Personal information
- Full name: Itxaso Uriarte Santamaría
- Date of birth: 1 September 1991 (age 34)
- Place of birth: Vitoria-Gasteiz, Spain
- Height: 1.68 m (5 ft 6 in)
- Position: Midfielder

Team information
- Current team: Athletic Club
- Number: 18

Senior career*
- Years: Team / Apps / (Gls)
- 2009–2011: Aurrera Vitoria
- 2011–2021: Real Sociedad / 248 / (18)
- 2021–2026: Athletic Club / 71 / (0)

= Itxaso Uriarte =

Spanish footballer (born 1991)

Itxaso Uriarte Santamaría (born 1 September 1991) is a Spanish footballer who plays as a midfielder for Athletic Club.

==Career==
Uriarte started her career at Aurrera Vitoria. Following ten seasons at Real Sociedad, she transferred to rivals Athletic Club on 2 July 2021. She debuted for Athletic in the opening game of the 2021–22 Primera División season, against Madrid CFF.

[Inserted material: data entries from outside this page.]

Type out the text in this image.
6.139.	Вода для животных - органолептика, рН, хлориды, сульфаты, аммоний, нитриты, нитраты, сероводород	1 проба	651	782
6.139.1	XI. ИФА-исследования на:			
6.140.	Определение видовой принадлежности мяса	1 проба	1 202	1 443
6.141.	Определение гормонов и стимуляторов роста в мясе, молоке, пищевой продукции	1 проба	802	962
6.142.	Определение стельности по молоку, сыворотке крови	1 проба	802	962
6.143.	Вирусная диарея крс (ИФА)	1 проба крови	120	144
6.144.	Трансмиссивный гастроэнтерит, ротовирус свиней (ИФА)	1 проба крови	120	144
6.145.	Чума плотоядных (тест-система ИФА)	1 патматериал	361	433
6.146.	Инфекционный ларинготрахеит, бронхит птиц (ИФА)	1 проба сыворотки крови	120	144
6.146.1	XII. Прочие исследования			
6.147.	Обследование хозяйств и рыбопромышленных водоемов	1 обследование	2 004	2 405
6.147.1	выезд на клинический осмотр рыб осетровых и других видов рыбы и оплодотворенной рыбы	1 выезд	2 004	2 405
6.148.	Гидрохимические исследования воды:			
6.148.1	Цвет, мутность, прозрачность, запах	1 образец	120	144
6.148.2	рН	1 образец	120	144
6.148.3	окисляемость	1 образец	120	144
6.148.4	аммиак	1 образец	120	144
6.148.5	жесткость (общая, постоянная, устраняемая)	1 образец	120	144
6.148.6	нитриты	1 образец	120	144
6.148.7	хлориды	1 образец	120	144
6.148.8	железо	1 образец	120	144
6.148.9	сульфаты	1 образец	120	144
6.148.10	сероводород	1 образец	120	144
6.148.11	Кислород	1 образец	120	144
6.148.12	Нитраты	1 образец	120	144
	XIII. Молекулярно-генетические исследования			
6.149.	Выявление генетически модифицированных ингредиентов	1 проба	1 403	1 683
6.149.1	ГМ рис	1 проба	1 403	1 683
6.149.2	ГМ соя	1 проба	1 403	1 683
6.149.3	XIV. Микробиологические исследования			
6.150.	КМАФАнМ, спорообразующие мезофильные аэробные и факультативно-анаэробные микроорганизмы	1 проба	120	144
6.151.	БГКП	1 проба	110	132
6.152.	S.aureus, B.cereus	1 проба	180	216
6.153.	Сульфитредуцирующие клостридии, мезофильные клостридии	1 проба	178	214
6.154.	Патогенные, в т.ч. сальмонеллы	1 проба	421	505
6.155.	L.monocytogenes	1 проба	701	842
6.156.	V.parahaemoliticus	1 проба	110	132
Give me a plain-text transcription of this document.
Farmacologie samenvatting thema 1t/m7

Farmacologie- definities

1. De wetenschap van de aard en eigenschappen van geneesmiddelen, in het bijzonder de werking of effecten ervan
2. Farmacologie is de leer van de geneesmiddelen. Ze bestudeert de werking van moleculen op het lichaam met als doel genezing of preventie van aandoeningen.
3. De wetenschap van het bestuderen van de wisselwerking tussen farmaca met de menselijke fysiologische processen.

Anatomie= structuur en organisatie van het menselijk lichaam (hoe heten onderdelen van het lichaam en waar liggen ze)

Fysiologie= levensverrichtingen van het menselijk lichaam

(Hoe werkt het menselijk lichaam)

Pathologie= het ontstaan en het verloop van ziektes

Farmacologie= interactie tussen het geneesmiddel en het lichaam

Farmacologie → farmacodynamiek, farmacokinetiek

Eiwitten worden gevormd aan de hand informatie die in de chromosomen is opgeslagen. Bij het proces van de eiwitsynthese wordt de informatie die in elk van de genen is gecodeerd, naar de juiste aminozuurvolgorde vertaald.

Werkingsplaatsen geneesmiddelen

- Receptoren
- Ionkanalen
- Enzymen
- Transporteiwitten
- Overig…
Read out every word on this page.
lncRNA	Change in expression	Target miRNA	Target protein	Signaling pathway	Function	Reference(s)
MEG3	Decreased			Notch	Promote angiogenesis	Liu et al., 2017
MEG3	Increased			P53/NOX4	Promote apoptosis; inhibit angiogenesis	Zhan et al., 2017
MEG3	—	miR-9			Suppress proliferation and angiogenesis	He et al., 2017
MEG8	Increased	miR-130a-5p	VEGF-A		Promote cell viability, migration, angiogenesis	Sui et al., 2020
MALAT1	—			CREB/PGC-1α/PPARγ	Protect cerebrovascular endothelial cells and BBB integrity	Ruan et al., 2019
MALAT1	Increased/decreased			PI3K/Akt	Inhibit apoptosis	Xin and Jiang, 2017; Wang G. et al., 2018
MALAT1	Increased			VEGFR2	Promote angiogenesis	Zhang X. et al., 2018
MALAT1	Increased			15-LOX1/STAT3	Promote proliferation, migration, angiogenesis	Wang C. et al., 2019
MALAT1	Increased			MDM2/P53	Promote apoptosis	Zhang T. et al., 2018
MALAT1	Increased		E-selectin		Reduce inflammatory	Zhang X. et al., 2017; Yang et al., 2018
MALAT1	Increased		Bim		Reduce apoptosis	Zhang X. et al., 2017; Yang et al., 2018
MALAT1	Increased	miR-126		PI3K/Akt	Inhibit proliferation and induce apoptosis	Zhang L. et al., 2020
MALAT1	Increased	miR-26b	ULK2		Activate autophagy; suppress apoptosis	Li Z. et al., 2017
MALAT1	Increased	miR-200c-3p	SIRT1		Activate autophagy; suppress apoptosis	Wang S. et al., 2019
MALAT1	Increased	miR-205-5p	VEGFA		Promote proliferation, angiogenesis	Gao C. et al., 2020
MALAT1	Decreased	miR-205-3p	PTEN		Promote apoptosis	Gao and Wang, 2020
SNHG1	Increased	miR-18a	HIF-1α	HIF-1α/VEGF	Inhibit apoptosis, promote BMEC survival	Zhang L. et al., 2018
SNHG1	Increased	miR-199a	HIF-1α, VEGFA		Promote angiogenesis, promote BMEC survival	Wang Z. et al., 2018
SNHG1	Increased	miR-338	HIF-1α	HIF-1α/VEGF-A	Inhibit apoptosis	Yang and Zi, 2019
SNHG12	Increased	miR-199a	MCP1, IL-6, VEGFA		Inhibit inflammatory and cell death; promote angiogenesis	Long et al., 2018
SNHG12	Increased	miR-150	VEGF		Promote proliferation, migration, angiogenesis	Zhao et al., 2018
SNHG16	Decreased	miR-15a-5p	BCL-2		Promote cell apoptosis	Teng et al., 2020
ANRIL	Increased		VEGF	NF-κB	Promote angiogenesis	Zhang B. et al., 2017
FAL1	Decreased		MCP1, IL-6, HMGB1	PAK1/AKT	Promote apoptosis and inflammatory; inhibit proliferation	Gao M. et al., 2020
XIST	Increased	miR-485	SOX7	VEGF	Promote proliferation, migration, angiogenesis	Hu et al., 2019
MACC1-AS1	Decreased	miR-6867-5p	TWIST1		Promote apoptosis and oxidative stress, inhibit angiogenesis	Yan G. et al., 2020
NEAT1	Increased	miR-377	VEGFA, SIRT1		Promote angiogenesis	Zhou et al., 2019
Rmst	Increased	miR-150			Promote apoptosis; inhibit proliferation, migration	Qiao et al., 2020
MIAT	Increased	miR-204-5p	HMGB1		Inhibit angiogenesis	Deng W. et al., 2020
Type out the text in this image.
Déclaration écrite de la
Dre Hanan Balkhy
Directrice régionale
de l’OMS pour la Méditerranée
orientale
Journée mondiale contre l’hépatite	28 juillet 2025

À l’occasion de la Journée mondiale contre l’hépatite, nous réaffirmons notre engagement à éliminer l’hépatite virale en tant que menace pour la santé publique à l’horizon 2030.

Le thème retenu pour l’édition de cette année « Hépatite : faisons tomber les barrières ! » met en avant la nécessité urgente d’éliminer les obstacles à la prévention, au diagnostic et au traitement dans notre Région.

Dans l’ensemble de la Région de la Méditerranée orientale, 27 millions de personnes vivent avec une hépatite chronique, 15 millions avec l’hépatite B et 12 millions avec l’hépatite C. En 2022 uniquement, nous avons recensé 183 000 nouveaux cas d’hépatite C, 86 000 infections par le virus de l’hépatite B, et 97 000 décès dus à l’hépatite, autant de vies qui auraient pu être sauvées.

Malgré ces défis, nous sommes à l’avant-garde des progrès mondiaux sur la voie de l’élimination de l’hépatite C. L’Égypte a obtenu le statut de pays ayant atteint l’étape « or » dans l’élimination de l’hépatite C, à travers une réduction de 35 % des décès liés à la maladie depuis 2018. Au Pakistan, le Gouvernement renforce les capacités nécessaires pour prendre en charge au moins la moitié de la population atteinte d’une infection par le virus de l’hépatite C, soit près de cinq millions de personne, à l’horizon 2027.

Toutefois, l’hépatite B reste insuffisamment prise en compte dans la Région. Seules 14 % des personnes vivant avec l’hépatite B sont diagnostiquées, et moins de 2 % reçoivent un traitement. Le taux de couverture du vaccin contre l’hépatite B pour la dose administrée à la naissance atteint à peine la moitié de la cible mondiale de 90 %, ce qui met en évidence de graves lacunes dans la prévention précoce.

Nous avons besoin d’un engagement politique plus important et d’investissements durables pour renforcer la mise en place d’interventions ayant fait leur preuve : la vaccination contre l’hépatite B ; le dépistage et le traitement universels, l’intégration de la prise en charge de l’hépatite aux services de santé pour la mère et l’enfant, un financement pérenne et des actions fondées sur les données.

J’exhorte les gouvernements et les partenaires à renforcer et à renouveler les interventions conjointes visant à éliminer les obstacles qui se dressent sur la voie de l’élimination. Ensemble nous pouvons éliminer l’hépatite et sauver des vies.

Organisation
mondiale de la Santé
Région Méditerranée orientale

Having played in the first match of the 2024–25 Liga F season, Uriarte suffered a relapse of an injury to her right knee which had been causing her problems for two years; she underwent surgery in February 2025, and in July of that year reached an agreement with the club to extend her contract, which had been due to expire.